Planning and Facilitating a Schedule Risk Workshop
"Planning and Facilitating a Schedule Risk Workshop" by Chris Carson, PSP, CCM, PMP
Schedules, no matter how carefully designed and developed, rarely incorporate any assessment of risks that occur on most projects. The lack of process to gather and use the lessons learned from the collective experience of project management professionals in the development of schedules lowers the likelihood of success, and leads to greater risk of claims. Invoking risk management for all projects leads to more successful projects. Developing a process to facilitate a schedule risk workshop improves the results of the risk assessment.
This session will provide a practical and efficient approach to planning and conducting a schedule risk workshop, based on real project workshops.

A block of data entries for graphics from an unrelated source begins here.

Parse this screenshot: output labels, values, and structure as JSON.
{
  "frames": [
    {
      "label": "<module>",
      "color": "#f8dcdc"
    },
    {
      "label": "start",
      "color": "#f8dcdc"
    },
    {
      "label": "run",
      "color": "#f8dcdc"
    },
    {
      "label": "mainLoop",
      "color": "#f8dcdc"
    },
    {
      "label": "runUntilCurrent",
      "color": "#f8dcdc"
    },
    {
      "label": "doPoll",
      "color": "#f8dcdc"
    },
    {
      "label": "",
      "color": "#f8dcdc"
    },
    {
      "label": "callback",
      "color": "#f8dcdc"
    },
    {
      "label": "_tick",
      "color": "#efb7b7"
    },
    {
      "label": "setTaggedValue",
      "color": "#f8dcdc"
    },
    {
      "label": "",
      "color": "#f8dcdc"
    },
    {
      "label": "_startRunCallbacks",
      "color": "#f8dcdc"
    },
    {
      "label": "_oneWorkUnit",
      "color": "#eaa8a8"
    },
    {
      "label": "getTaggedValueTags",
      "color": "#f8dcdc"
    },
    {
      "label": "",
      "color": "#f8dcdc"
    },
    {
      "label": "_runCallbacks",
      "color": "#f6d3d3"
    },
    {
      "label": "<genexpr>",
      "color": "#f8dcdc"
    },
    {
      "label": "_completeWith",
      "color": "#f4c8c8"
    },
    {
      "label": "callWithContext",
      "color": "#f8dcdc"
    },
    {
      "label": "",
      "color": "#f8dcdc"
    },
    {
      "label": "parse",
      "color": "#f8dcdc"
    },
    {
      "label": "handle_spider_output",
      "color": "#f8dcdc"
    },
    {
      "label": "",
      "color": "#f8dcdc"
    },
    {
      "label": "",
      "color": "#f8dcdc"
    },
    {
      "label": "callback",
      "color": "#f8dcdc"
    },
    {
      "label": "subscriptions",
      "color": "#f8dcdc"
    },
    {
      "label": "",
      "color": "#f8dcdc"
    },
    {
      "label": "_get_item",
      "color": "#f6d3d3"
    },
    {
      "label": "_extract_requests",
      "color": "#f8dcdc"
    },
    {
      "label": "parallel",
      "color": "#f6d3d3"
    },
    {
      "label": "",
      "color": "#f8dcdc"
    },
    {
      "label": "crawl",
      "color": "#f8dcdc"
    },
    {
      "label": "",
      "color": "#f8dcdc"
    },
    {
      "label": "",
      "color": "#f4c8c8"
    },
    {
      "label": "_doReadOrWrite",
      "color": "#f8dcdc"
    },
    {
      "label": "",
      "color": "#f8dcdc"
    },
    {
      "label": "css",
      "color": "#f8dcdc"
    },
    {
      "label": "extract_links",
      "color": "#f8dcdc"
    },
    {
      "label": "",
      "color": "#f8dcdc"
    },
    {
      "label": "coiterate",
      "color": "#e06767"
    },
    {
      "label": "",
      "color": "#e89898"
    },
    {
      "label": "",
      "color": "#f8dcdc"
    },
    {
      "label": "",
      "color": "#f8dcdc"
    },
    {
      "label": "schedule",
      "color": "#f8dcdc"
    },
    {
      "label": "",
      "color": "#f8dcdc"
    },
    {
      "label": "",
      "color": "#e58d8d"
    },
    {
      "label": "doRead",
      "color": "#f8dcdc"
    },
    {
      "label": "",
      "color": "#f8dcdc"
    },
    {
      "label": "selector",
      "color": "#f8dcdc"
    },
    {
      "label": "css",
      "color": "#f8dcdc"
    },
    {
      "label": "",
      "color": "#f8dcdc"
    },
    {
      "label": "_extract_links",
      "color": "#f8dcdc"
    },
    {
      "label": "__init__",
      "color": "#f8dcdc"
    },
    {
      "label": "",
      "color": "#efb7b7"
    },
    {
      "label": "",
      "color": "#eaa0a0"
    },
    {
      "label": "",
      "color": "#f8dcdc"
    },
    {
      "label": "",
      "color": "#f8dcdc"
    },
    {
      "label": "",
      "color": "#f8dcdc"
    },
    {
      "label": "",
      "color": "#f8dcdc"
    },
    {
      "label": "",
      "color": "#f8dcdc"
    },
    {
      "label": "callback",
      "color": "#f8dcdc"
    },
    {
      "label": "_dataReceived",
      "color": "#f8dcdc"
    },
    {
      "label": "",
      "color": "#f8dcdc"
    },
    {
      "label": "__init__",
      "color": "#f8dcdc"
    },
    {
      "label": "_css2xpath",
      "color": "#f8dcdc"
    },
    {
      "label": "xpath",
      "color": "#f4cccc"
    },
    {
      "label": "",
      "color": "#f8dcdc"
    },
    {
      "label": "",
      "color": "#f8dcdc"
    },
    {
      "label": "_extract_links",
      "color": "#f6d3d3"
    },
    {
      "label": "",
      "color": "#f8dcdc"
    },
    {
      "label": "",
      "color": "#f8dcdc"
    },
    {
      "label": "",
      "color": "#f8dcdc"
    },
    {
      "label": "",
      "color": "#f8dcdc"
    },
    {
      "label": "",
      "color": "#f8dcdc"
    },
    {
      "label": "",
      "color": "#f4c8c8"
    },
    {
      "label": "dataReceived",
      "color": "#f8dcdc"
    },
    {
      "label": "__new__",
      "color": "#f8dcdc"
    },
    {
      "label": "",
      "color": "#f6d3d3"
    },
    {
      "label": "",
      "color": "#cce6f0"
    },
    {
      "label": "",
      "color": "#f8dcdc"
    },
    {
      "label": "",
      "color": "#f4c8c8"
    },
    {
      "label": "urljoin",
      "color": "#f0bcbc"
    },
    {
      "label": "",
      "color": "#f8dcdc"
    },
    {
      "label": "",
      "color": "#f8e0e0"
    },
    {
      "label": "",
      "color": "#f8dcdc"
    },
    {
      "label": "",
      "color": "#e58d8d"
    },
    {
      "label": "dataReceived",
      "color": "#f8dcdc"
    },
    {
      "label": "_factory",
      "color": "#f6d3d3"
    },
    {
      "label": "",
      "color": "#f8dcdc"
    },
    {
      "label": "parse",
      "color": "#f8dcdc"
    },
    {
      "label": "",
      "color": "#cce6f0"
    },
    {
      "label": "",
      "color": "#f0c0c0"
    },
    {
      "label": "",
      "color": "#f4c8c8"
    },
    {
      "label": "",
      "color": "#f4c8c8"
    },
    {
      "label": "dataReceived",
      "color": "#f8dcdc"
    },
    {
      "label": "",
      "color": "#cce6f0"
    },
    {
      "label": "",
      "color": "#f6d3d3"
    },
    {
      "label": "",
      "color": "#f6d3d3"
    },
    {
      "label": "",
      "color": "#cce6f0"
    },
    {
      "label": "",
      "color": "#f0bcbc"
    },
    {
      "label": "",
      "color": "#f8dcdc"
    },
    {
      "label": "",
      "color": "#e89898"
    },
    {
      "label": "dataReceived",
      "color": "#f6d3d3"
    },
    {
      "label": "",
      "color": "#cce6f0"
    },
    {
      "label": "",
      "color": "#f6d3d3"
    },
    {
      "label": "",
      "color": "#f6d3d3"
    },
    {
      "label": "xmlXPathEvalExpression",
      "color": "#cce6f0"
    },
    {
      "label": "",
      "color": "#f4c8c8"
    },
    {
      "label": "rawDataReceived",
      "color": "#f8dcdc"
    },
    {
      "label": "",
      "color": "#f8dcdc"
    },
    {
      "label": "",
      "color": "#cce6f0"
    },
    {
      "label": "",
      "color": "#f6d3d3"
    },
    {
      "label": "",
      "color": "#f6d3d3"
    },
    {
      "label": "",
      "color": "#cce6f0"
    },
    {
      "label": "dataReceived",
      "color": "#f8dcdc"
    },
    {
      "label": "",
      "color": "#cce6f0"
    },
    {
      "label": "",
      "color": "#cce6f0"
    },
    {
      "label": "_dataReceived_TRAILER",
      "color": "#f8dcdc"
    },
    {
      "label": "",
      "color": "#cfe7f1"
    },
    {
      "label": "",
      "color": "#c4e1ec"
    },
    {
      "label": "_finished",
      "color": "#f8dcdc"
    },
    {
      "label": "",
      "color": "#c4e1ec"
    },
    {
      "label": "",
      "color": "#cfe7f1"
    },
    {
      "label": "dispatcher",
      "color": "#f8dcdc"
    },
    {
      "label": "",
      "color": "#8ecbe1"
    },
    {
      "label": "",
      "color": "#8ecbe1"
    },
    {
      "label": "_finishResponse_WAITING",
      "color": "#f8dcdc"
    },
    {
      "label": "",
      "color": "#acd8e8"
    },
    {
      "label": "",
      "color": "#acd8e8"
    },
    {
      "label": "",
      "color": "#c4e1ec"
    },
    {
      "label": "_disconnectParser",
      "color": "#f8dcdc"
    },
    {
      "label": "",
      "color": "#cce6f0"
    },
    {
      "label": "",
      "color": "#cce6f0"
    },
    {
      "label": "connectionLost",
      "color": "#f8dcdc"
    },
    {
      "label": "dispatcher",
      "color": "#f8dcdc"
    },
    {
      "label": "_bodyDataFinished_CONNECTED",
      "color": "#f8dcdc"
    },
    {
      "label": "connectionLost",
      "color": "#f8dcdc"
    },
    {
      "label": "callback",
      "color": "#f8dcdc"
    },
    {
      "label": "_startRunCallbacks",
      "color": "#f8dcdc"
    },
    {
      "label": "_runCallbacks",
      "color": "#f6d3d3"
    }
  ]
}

Inclusion of the right stakeholders, facilitating participation by experienced professionals, and simple steps provide for guidance to make the risk workshop a valuable experience with meaningful results.
Schedule Risk Concepts Overview
Assessing cost risk in project bids has been recognized for years by the use of contingencies, but time risk in project schedules is typically not assessed. Not many Owners allow time contingencies unless those are held in management reserves outside of project management control. Risks, as defined by Recommended Practice No. 10S-90, Cost Engineering Terminology, under “Risk – Project-Specific”, are “uncertainties (threats or opportunities) related to events, actions, and other conditions that are specific to the scope of a project.”
Risks can fall into several broad categories, such as uncertain duration risks, specific event risk, or risks embedded in the development of the CPM network. Each of those types of risk might be analyzed differently using different tools depending on the availability of software to support the analysis.
Risk analysis, as defined by AACE International, is “A risk management process step, which includes the quantification of the effect of all uncertainty (risks) on a project. Usually done by identifying risks and quantifying each risk’s probability of occurrence, and potential severity of impact.” The general risk management process includes planning, identification of risks, qualitative risk analysis, quantitative risk analysis, and risk response. Then there is a repeated effort where the identified risks that remain in the schedule are evaluated at each update and a new risk management process implemented at some periodic stage in the project. As described in RP #71R-12, this is covered by the TCM Framework, which defines risk management as “a systematic and iterative process comprising four steps:
- Plan – establish risk management objectives;
- Assess – identify and analyze risk;
- Treat – plan and implement risk responses; and
- Control – monitor, communicate and enhance risk management effectiveness.”
One of the most important benefits produced from providing risk analysis is in the collaborative effort in identifying risks and brainstorming the options for risk planning and response. This is similar to one of the primary benefits of planning which is to involve the project management team in thinking through and brainstorming how the project will be built. So the risk workshop follows in the footsteps of the planning session, involving many of the same stakeholders and improving the collaborative effort that is desired in partnering on a project, no matter the exact term for the collaborative effort.